Carol J. Adams delivers the 2011 Animals and the Kingdom of God Lecture, "Anthropomorphism: The Christian Double Standard."
Creation care is an integral component of a Calvin education. From the strategic plan to the curriculum, from faculty and student-led initiatives to community-wide efforts like Plaster Creek Stewards, a commitment to working toward shalom for all creation is deeply woven into the community.
Taking a wholehearted approach
Matt Halteman, a professor of philosophy, encountered this reality when he joined the Calvin faculty in 2003. Growing up Mennonite, Halteman says he was well aware of the connections between food and social justice for human beings. But it wasn’t until he came to Calvin that he began to consider the impact of food systems on God’s creation as a whole.
After doing some teaching, writing and lecturing on these topics, Halteman, in 2008—with the help of a few colleagues and a generous donor—launched the Animals and the Kingdom of God Lecture Series.
Providing a podium
“There’s a lot of excellent work out there on these topics, but it doesn’t always get the attention it deserves,” said Halteman. “This lecture series has enabled us to bring world-class people doing top-flight work on creation care and give them a podium to talk about these pressing issues in a public way.”

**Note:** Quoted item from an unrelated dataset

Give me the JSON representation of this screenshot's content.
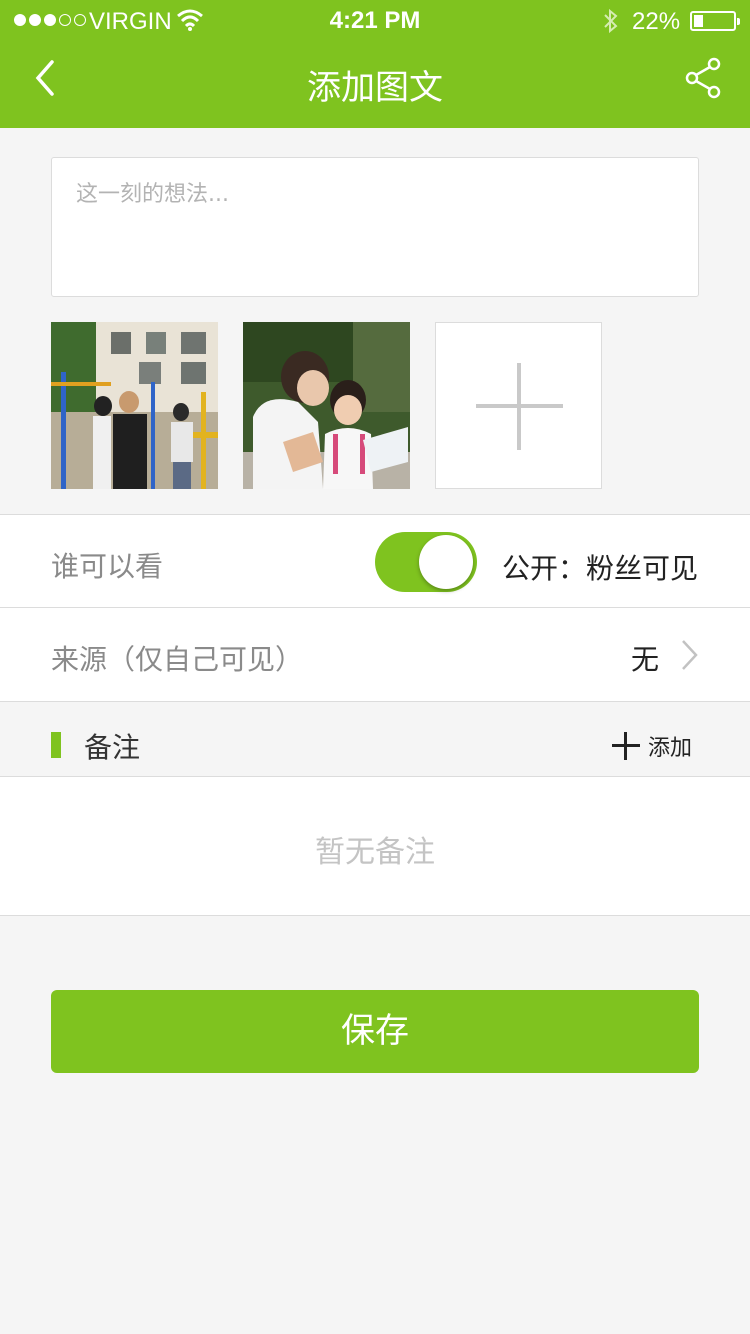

The lecture series is now celebrating its 10th anniversary. On Tuesday, April 4, leading philosophers and theologians in the field will gather on Calvin’s campus to give public lectures, engage in panel discussions and share a potluck dinner with attendees. The keynote public lecture will be given by David Clough, one of the world's leading theologians working on animal ethics.
While food ethics and veganism aren’t new topics, their coverage at Calvin is still unique, Halteman says. As the only Christian college to have a named lecture series devoted to animal justice, he claims, Calvin is amplifying Christian scholarly voices in a discussion often shaped by secular perspectives.
“What makes Calvin different from many Christian colleges,” Halteman maintains, “is our deliberate engagement with issues that Christians are often tempted to avoid. In bringing the best and brightest to our campus to stretch and challenge us on these topics,” he continues, “we’re taking things that weren’t previously under discussion and making them a part of the conversation.”
Halteman says it’s really just a matter of “deepening our understanding of one of the basic mandates of the Reformed outlook—to seek the flourishing of all as it plays into this vision of shalom.
“When it comes to creation, the Reformed vision is not human-centered to the detriment of God’s other creatures,” said Halteman. “The vision is theocentric: God is sovereign and Jesus is Lord over every square inch of creation. Animals are crucial to the structure, function, and beauty of God’s world and God called them very good, which gives us insight into why they are the first responsibility God gave to human beings (to name them and care for them).”
Inviting all into the conversation
Though a vegan himself, Halteman stresses that these events are open to anyone interested in discerning how to live a more creation-friendly life, however they understand that goal.
“The aim is to invite all comers—omnivores, vegans, and everyone in between—into a conversation about why our attitudes and actions toward creation should matter for Christians,” said Halteman.
The lecture series will feature sessions on “Prospects and Problems for Christian Veganism,” “Intersectional Veganism(s),” and “Christianity and Animal Ethics.” The events are dedicated both to pioneering scholarly discussion on these matters and to accessible public education on underrepresented but crucially important topics.
The lecture series is made possible by a collaboration between the Animals and the Kingdom of God Lecture Series at Calvin College, CreatureKind—a ministry of Evangelicals for Social Action from the Sider Institute for Christian Ethics at Eastern University in Philadelphia, and Calvin Students for Compassionate Living.
Jonathan Manni is an engineering major and co-chair of Students for Compassionate Living, one of the sponsoring organizations of the Animals and the Kingdom of God lecture series.
His Calvin story is featured in Every Moment.
“I didn’t really have a great frame for the way to think about ethical issues in a certain way,” said Manni. “I really value the fact that I’ve had to take courses outside of the technical math, engineering focus. I’ve been able to use those classes to benefit the way that I think about the world.”